Monday, Feb. 03, 1997
THE INAUGURAL BILL
By Roger Rosenblatt
Odd that the republic chooses to renew itself in the dead of winter. From George Washington's first Inaugural in late April 1789 the ceremony was pushed back to early March, and from F.D.R. to the present it has been locked in this hard, white burial vault of a month. The Dakotas, frozen thick for weeks, sent an ice wind east for the occasion, but it thawed a bit by Monday. The government bundled up before the fluted columns like an ice sculpture at a wedding--an impressive, preposterous construction molded to take one's mind off the reality that the in-laws loathe one another and that the formal wedding-cake couple will soon be sweating in the sheets.
All official ceremonies are falsities, of course, freeze-frame displays of institutional continuity. (A nickel, please, for every TV commentator who used the phrase "orderly passage of power.") But this Inauguration Day seemed more of a pretense than usual--the disjuncture between what was going on and what was really going on starker, like one of those neo-Freudian sophomoric plays of the 1950s in which characters speak their lines, then say what they are thinking under the lines.
And the reason was Clinton. Try as one may, it is very hard to like this President very much.
He is an astonishingly quick study. He is sweet and graceful with small audiences. He works like a horse. He can weep on demand. He has spasms of inspiration. He blows up at the right people at the right times. He is capable of the grand and tasteful gesture. He is the student-government president who was elected overwhelmingly because no one else in school could do the job as well, or no one else wanted it--thus the opinion polls approving of his "performance." Yet he gets under people's skin as perhaps no other President ever has.
For some reason he evokes less warmth than much stiffer predecessors like Carter and Bush and more publicly offensive men like Johnson and even Nixon. There are still plenty of people around who would fall on their sword for Nixon. Who besides James Carville would do that for Bill?
Certain political journalists may go mad if he is not deposed in the next couple of years. In the past few weeks alone, in a sort of limp-up to the Inauguration, observers such as Jacob Weisberg, Garry Wills and Maureen Dowd have scowled at his scandals, his personal treacheries and alleged philandering. What Clinton does to Joe Klein and Bill Safire shouldn't happen to a dog. None of these first-class intelligences are normally subject to fits of rage or blue funks, but when it comes to the man from Hope, whoa Nellie.
The purpose of Inauguration Day is to cover over that sort of animus, and there is no better city in which to do that than Washington. Packed like a bright graveyard with slabs of marble and men on horseback, Washington is a ceremony waiting to happen. It is also the ideal urban setting for the great stone wall. One reason the movie of All the President's Men was so scary was that it captured the crumminess behind the wall, not unlike the Watergate burglary itself. Think of that splendid moment when a TV screen showed Nixon being sworn in for his, hmm, second term while the Woodstein typewriter clacked at his door.

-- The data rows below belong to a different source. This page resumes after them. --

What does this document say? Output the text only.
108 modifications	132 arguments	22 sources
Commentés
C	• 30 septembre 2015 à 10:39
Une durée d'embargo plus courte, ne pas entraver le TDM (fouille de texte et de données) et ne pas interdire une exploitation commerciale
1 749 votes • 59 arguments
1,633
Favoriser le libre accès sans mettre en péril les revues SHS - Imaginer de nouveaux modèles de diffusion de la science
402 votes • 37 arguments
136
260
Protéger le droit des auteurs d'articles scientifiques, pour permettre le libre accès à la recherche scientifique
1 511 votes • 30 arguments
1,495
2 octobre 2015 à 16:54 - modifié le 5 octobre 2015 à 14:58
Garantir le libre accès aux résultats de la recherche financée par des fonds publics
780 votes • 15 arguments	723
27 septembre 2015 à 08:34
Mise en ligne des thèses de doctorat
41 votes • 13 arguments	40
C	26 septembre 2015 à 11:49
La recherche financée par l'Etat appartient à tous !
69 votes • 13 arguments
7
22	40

With Clinton the feeling is not that the White House is about to be brought down on his head, though that may happen, thanks to his own "gates" and Ms. Jones. And it no longer has to do with antagonism toward Hillary. The invisible bumper sticker of the second campaign read: RE-ELECT ONE, GET ONLY ONE. When Ike was inaugurated in 1953, Robert Lowell brooded that it was a sign that America had "the mausoleum in her heart." There is nothing that gloomy in the way people feel about Clinton; it seems subtler than that--a low-fever resentment that one cannot find for him the necessary melding of respect and affection.
Respect, in fact, seems to be offered as a substitute for affection. In 1790, Edmund Burke criticized the ardent rationalism of the philosophes during the French Revolution for not valuing "public affections." With Clinton everything feels like buying and selling; the people give up power and extract services; the President receives power and provides services. Even in the one situation where he seems most himself--singing and praying in black churches--he comes off as an out-of-things white boy who has had to find a likable identity in someone else.
In a way, the Inauguration and the President were made for each other. Both had a fine sense of appearances, and both stirred up suspicions of unappealing realities. And both were natural beginners, embodiments of the American musical theatrical dictum that everything old is new again.
Reflecting the insistent innocence of the day, his dreadful speech climbed the familiar ladder of lettuses: Let us "set a new course." Let us "have a new spirit of community." Let us build "a new land of promises," and so on. But few were paying attention. Chief Justice Rehnquist wished him "Good luck" the way one does a hitchhiker after a lift, then drives away fast.